Kata number five is about Bloom Filters. No, that isn’t anything to do with flowers, though of course it could be used for that purpose. Dave Thomas’ description will quite suffice. If you’re not familiar with them, go read it now. I’ll wait.
Oh, you’re back. Good. Now that you have a good understanding of what they do and how, here’s my implementation. It uses each pair of bytes out of an MD5 digest, as an individual hash. (For the security geeks out there, yes I know MD5 has been declared too weak to rely on for security, but this is just a simple demo.)
#! /usr/bin/ruby
# Dave Thomas Code Kata #5: Bloom Filter
# See http://codekata.pragprog.com/2007/01/kata_five_bloom.html
# for problem -- but not data, he's taken down the word list.
# Solution by Dave Aronson
require 'digest/md5'
class Bloom_Filter
  FixnumSize = 32
  def initialize
    # WARNING WILL ROBINSON, DANGER, DANGER!
    # There's probably some way to tell Ruby "give me this size chunk
    # of RAM" but I haven't stumbled across it yet.  We need 2^16 bits
    # cuz we're going to take the hash 2 bytes at a time; divide by
    # FixnumSize cuz that's the storage unit for our bits.
    @bytes = Array.new((2 ** 16) / FixnumSize, 0)
  end
  def add_datum(datum)
    hash = Digest::MD5.hexdigest datum
    # could also convert hash to arbitrary-size integer en masse
    # and then take byte pairs as binary... this way seemed easier....
    (hash.length / 2).times { |pair| set_bit hash[pair*2 .. pair*2+1].hex }
  end
  def check_bit(bit_num)
    (@bytes[bit_num / FixnumSize] & (1 << (bit_num % FixnumSize))) != 0
  end
  def check_datum(datum)
    hash = Digest::MD5.hexdigest datum
    (hash.length / 2).times do |subhash|
      return false if ! check_bit hash[subhash * 2 .. subhash * 2 + 1].hex
    end
    true
  end
  def load_data(data)
    data.each { |datum| add_datum datum }
  end
  def set_bit(bit_num)
    @bytes[bit_num / FixnumSize] |= (1 << bit_num % FixnumSize)
  end
end
# TESTS
require 'test/unit'
class TC_MyTest < Test::Unit::TestCase
  def setup
    @words = [ 'zero', 'one', 'two', 'three', 'four', 'five',
                       'six', 'seven', 'eight', 'nine', 'ten' ]
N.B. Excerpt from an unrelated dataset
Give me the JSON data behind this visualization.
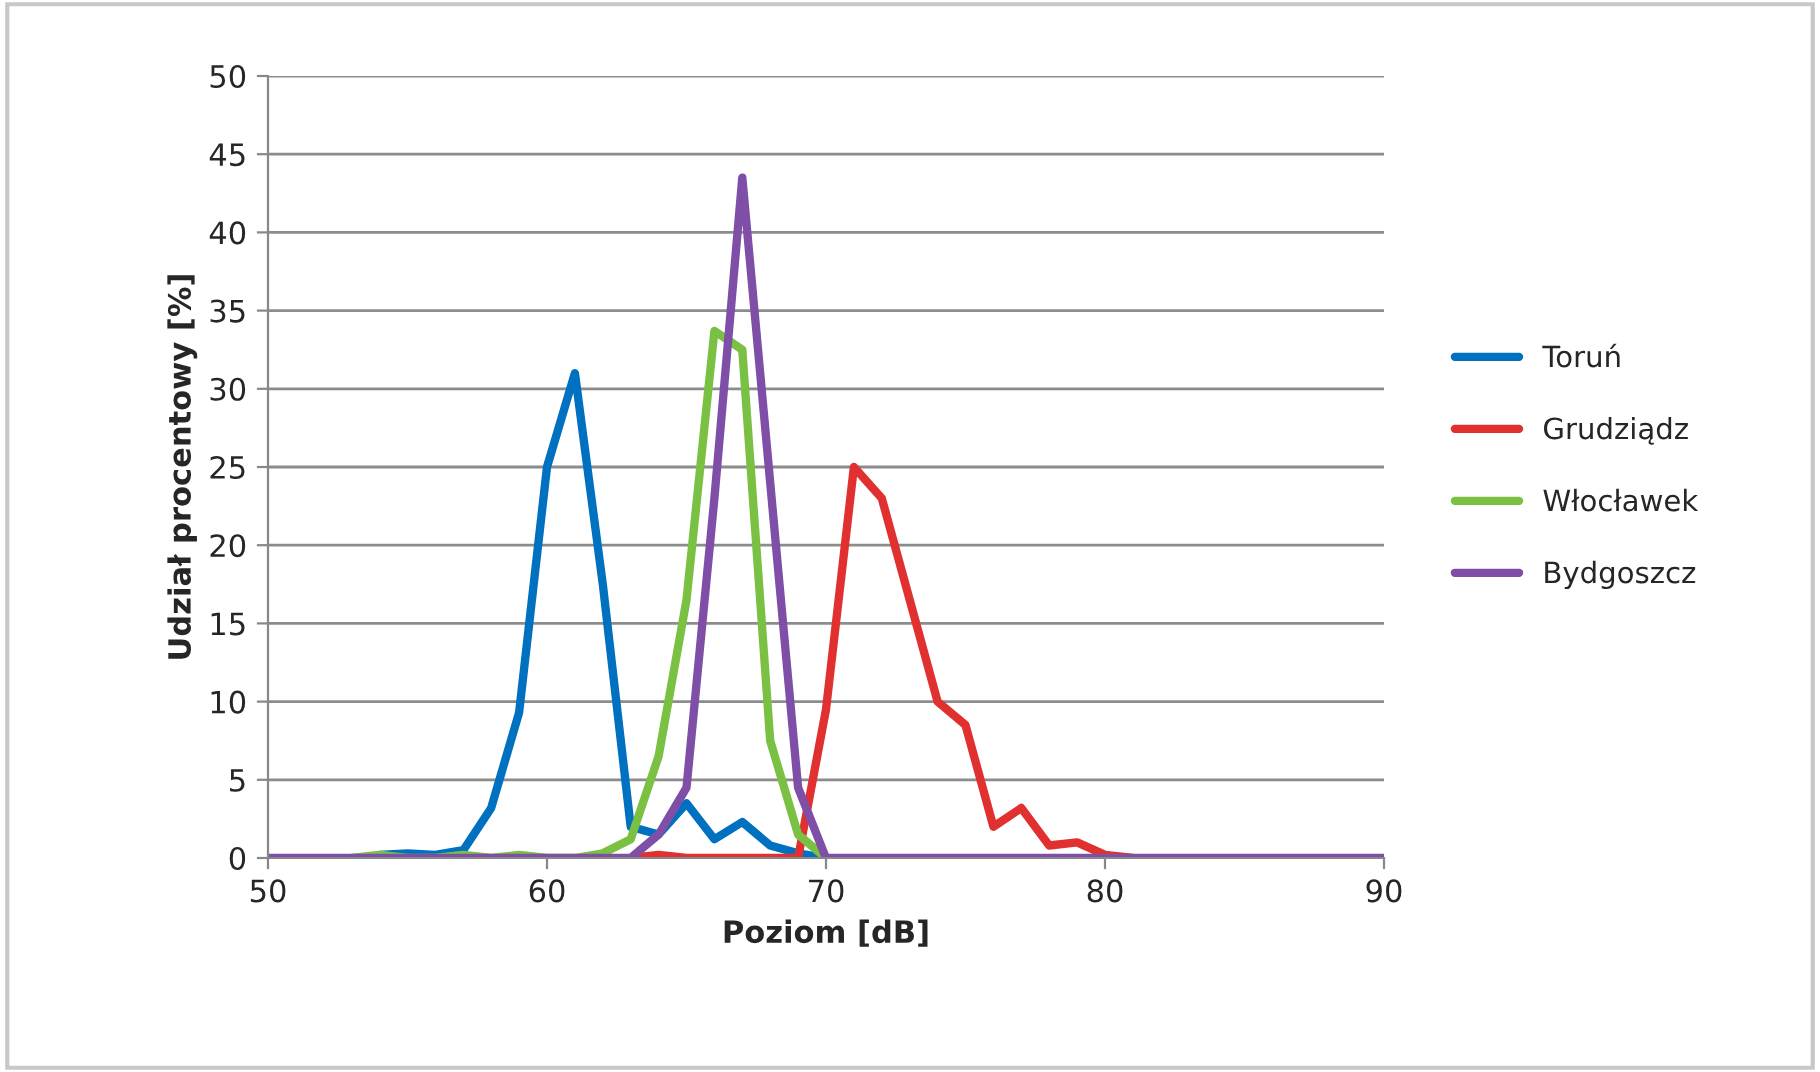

    @filter = Bloom_Filter.new
    @filter.load_data @words
  end
  def helper(lang_words)
    lang_words.each do |word|
      assert_equal @words.member?(word), @filter.check_datum(word),
                   "error: checking #{word} failed!"
    end
  end
  def test_finding_same_words
    helper @words
  end
  def test_find_commonality_with_english
    helper ['zero', 'one',    'two',    'three', 'four',   'five',
                    'six',    'seven',  'eight', 'nine',   'ten',]
  end
  # given how the helper works, this is really meaningless,
  # included just for illustration
  def test_finding_nothing
    helper []
  end
  def test_finding_empty
    helper ['']
  end
  def test_finding_space
    helper [' ']
  end
  def test_find_commonality_with_french
    helper ['zero', 'un',     'deux',   'trois', 'quatre', 'cinq',
                    'six',    'sept',   'huite', 'neuf',   'dix']
  end
  def test_find_commonality_with_spanish
    helper ['zero', 'uno',   'dos',    'tres',  'cuatro', 'cinco',
                    'seis',  'siete',  'ocho',  'neuve',  'dies']
  end
  def test_find_commonality_with_german
    helper ['zero', 'eins',   'zwei',   'drei',  'fier',   'funf',
                    'sex',    'sieben', 'ocht',  'neun',   'zehn']
  end
  def test_find_commonality_with_japanese
    helper ['zero', 'ichi',   'ni',     'san',   'yon',    'go',
                    'ryoku',  'shichi', 'hachi', 'kyu',    'ju']
  end
  def test_find_commonality_with_multiple
    helper ['onetwo', 'one two three']
  end
  def test_find_commonality_with_nonsense
    helper ['ooee', 'ooahah', 'tingtang', 'wallawallabingbang',
            'flibbertygibbet', 'asdfasdf', 'qwertyuiop', '@#$%^&*!']
  end
end
So now, as usual, it’s the Peanut Gallery’s turn. What would you do differently, and why? Would you use a completely different algorithm? A different way to allocate the memory, and set and check the bits? Would you test it differently? Or is it (ha!) perfect?